Opinión

La tiranía de comer en táper

Un mediodía cualquiera en una oficina de una ciudad española cualquiera, la procesión de tápers esperando para ser recalentados en el microondas del comedor común es una constante. Esos recipientes minúsculos contienen nuestro menú diario de lunes a viernes. Rellenamos nuestra botella de agua del dispensador -que por cortesía ha instalado nuestra empresa- y comemos diligentemente sin salir ni siquiera a la calle. Para acabar, sacamos un café de la máquina expendedora o una de esas bolsitas de infusión que almacenamos en nuestro cajón.

Hemos comido rápido, sano y barato.

La tiranía del táper está tan instalada en nuestro subconsciente que hace que nos creamos el engaño.

Asociamos comer sano a repetir un día tras otro el brócoli hervido o las cuatro hojas de lechugas con cosas, que suelen ser un clásico en las fiambreras semanales. Sanas son las lentejas del bar de confianza, el problema es que no podemos pagar los 14 euros diarios que cuesta el menú.

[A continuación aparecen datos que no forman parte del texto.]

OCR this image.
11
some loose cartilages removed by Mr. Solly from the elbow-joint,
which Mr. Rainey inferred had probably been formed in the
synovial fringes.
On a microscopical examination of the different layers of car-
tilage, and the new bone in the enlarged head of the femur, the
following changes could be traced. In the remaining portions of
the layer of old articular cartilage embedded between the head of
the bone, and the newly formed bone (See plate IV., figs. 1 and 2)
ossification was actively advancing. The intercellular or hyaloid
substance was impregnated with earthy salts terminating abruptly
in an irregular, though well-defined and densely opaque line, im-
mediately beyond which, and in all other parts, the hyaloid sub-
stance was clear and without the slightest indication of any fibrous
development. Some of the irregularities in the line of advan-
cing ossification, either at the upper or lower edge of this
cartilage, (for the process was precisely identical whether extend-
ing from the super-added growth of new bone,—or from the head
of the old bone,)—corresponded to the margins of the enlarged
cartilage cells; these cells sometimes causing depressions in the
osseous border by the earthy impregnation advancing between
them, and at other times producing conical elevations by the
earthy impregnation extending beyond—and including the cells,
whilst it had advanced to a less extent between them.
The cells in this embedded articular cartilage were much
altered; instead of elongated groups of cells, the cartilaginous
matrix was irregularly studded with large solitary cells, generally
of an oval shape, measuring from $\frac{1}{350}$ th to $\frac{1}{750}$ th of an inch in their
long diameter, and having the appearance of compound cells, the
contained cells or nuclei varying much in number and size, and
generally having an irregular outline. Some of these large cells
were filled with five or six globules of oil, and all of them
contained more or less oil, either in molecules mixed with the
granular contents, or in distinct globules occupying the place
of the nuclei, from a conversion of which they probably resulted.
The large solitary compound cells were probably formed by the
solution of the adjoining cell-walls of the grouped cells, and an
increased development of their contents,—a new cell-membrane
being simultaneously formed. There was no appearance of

Son 70 euros a la semana. 280 euros al mes.

Elegimos comer de táper y hacer frente a los recibos y una vez cubiertos los recibos, hacer la compra mensual y ahí, justamente ahí, es donde vuelve a torcerse el plan y la economía. Cestas de la compra cada vez más vacías y más caras, productos cada vez menos frescos y un ahorro cada vez más pírrico.

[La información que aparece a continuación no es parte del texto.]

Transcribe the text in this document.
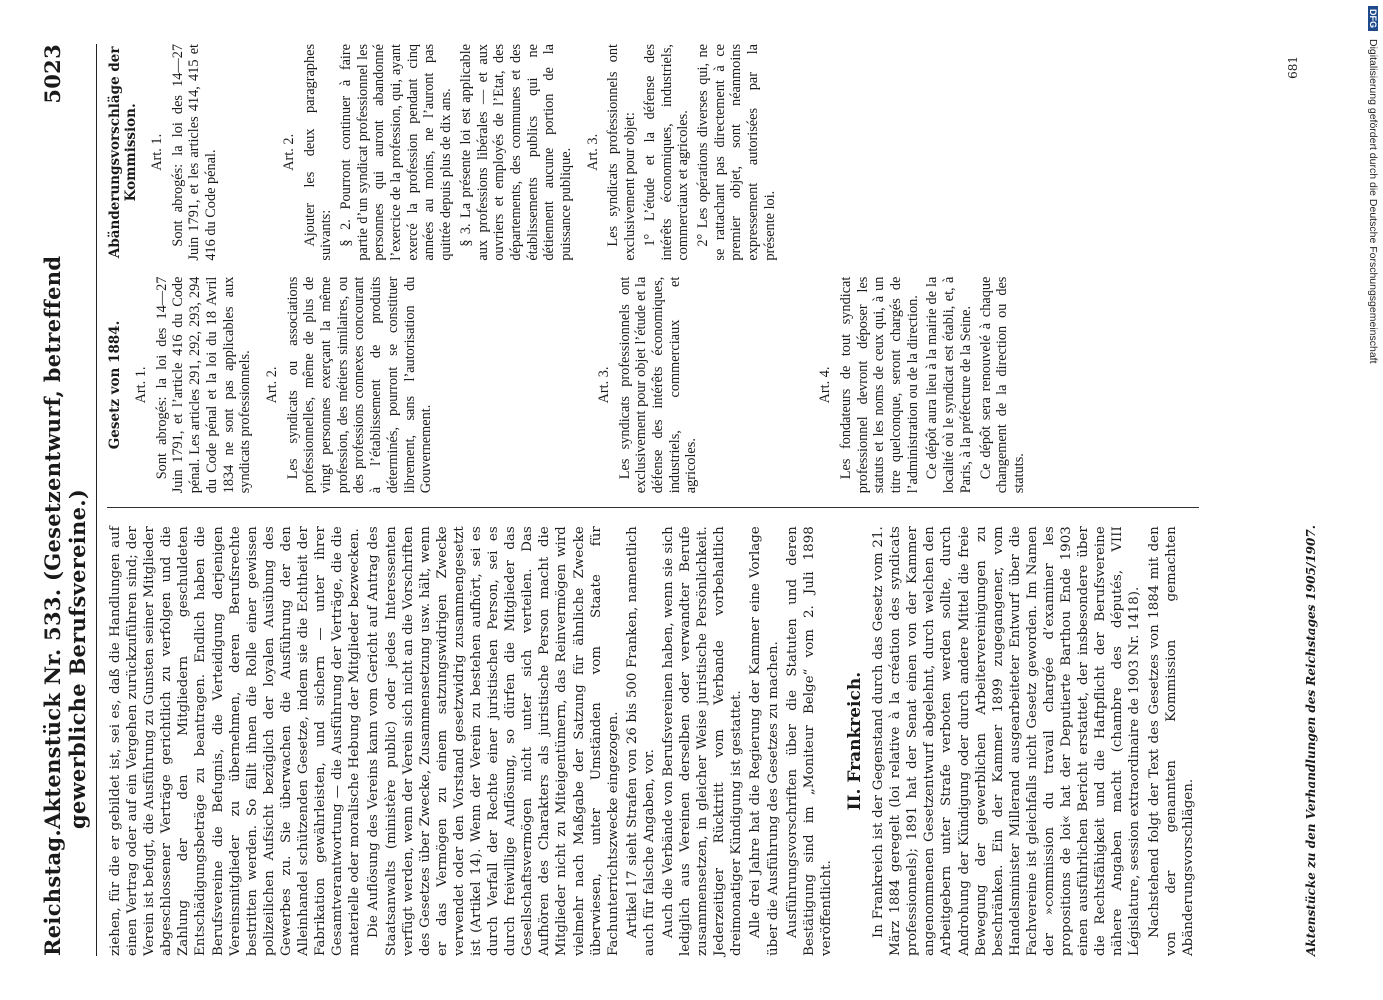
Reichstag.
Aktenstück Nr. 533. (Gesetzentwurf, betreffend gewerbliche Berufsvereine.)
5023

ziehen, für die er gebildet ist, sei es, daß die Handlungen auf einen Vertrag oder auf ein Vergehen zurückzuführen sind; der Verein ist befugt, die Ausführung zu Gunsten seiner Mitglieder abgeschlossener Verträge gerichtlich zu verfolgen und die Zahlung der den Mitgliedern geschuldeten Entschädigungsbeträge zu beantragen. Endlich haben die Berufsvereine die Befugnis, die Verteidigung derjenigen Vereinsmitglieder zu übernehmen, deren Berufsrechte bestritten werden. So fällt ihnen die Rolle einer gewissen polizeilichen Aufsicht bezüglich der loyalen Ausübung des Gewerbes zu. Sie überwachen die Ausführung der den Alleinhandel schützenden Gesetze, indem sie die Echtheit der Fabrikation gewährleisten, und sichern — unter ihrer Gesamtverantwortung — die Ausführung der Verträge, die die materielle oder moralische Hebung der Mitglieder bezwecken. Die Auflösung des Vereins kann vom Gericht auf Antrag des Staatsanwalts (ministère public) oder jedes Interessenten verfügt werden, wenn der Verein sich nicht an die Vorschriften des Gesetzes über Zwecke, Zusammensetzung usw. hält, wenn er das Vermögen zu einem satzungswidrigen Zwecke verwendet oder den Vorstand gesetzwidrig zusammengesetzt ist (Artikel 14). Wenn der Verein zu bestehen aufhört, sei es durch Verfall der Rechte einer juristischen Person, sei es durch freiwillige Auflösung, so dürfen die Mitglieder das Gesellschaftsvermögen nicht unter sich verteilen. Das Aufhören des Charakters als juristische Person macht die Mitglieder nicht zu Miteigentümern, das Reinvermögen wird vielmehr nach Maßgabe der Satzung für ähnliche Zwecke überwiesen, unter Umständen vom Staate für Fachunterrichtszwecke eingezogen. Artikel 17 sieht Strafen von 26 bis 500 Franken, namentlich auch für falsche Angaben, vor. Auch die Verbände von Berufsvereinen haben, wenn sie sich lediglich aus Vereinen derselben oder verwandter Berufe zusammensetzen, in gleicher Weise juristische Persönlichkeit. Jederzeitiger Rücktritt vom Verbande vorbehaltlich dreimonatiger Kündigung ist gestattet. Alle drei Jahre hat die Regierung der Kammer eine Vorlage über die Ausführung des Gesetzes zu machen. Ausführungsvorschriften über die Statuten und deren Bestätigung sind im „Moniteur Belge“ vom 2. Juli 1898 veröffentlicht.

II. Frankreich. In Frankreich ist der Gegenstand durch das Gesetz vom 21. März 1884 geregelt (loi relative à la création des syndicats professionnels); 1891 hat der Senat einen von der Kammer angenommenen Gesetzentwurf abgelehnt, durch welchen den Arbeitgebern unter Strafe verboten werden sollte, durch Androhung der Kündigung oder durch andere Mittel die freie Bewegung der gewerblichen Arbeitervereinigungen zu beschränken. Ein der Kammer 1899 zugegangener, vom Handelsminister Millerand ausgearbeiteter Entwurf über die Fachvereine ist gleichfalls nicht Gesetz geworden. Im Namen der »commission du travail chargée d’examiner les propositions de loi« hat der Deputierte Barthou Ende 1903 einen ausführlichen Bericht erstattet, der insbesondere über die Rechtsfähigkeit und die Haftpflicht der Berufsvereine nähere Angaben macht (chambre des députés, VIII Législature, session extraordinaire de 1903 Nr. 1418). Nachstehend folgt der Text des Gesetzes von 1884 mit den von der genannten Kommission gemachten Abänderungsvorschlägen.

Gesetz von 1884. Art. 1. Sont abrogés: la loi des 14—27 Juin 1791, et l’article 416 du Code pénal. Les articles 291, 292, 293, 294 du Code pénal et la loi du 18 Avril 1834 ne sont pas applicables aux syndicats professionnels. Art. 2. Les syndicats ou associations professionnelles, même de plus de vingt personnes exerçant la même profession, des métiers similaires, ou des professions connexes concourant à l’établissement de produits déterminés, pourront se constituer librement, sans l’autorisation du Gouvernement.

Art. 3. Les syndicats professionnels ont exclusivement pour objet l’étude et la défense des intérêts économiques, industriels, commerciaux et agricoles.

Art. 4. Les fondateurs de tout syndicat professionnel devront déposer les statuts et les noms de ceux qui, à un titre quelconque, seront chargés de l’administration ou de la direction. Ce dépôt aura lieu à la mairie de la localité où le syndicat est établi, et, à Paris, à la préfecture de la Seine. Ce dépôt sera renouvelé à chaque changement de la direction ou des statuts.

Abänderungsvorschläge der Kommission. Art. 1. Sont abrogés: la loi des 14—27 Juin 1791, et les articles 414, 415 et 416 du Code pénal.	Art. 2. Ajouter les deux paragraphes suivants: § 2. Pourront continuer à faire partie d’un syndicat professionnel les personnes qui auront abandonné l’exercice de la profession, qui, ayant exercé la profession pendant cinq années au moins, ne l’auront pas quittée depuis plus de dix ans. § 3. La présente loi est applicable aux professions libérales — et aux ouvriers et employés de l’Etat, des départements, des communes et des établissements publics qui ne détiennent aucune portion de la puissance publique. Art. 3. Les syndicats professionnels ont exclusivement pour objet: 1° L’étude et la défense des intérêts économiques, industriels, commerciaux et agricoles. 2° Les opérations diverses qui, ne se rattachant pas directement à ce premier objet, sont néanmoins expressement autorisées par la présente loi.

Aktenstücke zu den Verhandlungen des Reichstages 1905/1907.
681
DFG
Digitalisierung gefördert durch die Deutsche Forschungsgemeinschaft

Todo vuelve a repercutir en el dichoso táper: cada vez más pequeño, cada vez menos apetecible.

Nuestros equilibrios microfinancieros valen la pena si a cambio mantenemos nuestra etiqueta de clase media y su baremo principal: el viaje en vacaciones.

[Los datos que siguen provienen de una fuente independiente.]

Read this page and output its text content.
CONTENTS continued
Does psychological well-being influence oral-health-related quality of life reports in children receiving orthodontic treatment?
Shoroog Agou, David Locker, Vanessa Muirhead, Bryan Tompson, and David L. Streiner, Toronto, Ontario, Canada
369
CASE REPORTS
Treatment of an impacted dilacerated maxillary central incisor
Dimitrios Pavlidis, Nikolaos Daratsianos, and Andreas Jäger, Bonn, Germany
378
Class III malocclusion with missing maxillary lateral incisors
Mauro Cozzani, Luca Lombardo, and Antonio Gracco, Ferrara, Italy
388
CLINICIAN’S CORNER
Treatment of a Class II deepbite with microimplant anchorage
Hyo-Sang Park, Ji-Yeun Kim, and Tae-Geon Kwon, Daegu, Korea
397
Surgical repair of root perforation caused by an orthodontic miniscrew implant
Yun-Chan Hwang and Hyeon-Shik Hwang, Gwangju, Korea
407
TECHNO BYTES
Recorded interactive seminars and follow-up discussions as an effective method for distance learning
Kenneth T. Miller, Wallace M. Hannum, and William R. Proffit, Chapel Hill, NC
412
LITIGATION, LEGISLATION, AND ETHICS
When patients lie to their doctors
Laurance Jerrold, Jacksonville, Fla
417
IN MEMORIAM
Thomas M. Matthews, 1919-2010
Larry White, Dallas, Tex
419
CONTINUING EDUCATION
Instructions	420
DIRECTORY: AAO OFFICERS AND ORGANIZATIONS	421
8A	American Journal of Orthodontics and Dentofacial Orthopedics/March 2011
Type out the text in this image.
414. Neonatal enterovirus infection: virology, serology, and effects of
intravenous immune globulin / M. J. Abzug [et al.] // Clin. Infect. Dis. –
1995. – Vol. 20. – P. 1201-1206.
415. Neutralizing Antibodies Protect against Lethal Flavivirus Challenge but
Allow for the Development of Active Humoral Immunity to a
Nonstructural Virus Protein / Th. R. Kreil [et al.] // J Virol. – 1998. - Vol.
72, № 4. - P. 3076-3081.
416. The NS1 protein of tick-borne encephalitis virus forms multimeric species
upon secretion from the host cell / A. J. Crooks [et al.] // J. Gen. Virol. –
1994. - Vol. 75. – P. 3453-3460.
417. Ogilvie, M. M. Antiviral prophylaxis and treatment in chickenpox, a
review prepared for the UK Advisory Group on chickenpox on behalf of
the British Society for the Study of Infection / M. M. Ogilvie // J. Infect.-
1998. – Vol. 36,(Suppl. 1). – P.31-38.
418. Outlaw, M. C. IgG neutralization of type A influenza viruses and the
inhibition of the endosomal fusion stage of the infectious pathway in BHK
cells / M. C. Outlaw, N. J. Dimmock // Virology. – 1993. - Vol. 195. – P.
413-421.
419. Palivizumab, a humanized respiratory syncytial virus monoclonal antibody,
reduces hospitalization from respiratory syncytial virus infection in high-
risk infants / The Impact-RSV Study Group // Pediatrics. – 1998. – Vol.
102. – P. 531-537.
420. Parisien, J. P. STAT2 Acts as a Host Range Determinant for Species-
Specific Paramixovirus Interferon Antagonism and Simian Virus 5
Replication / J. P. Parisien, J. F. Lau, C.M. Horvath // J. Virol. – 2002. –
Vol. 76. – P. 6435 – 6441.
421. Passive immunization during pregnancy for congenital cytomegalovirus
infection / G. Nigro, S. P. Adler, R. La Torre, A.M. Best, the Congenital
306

Si la pandemia nos enseñó a valorar la libertad de salir donde, cuando nos apetezca y con quien nos apetezca, la inflación pospandemia, la inestabilidad económica y la reducción de ingresos derivados del covid nos ha obligado a circunscribir esa libertad a un viaje de una semana o diez días en verano.

Días en los que gastamos lo que no hemos gastado en todo el año.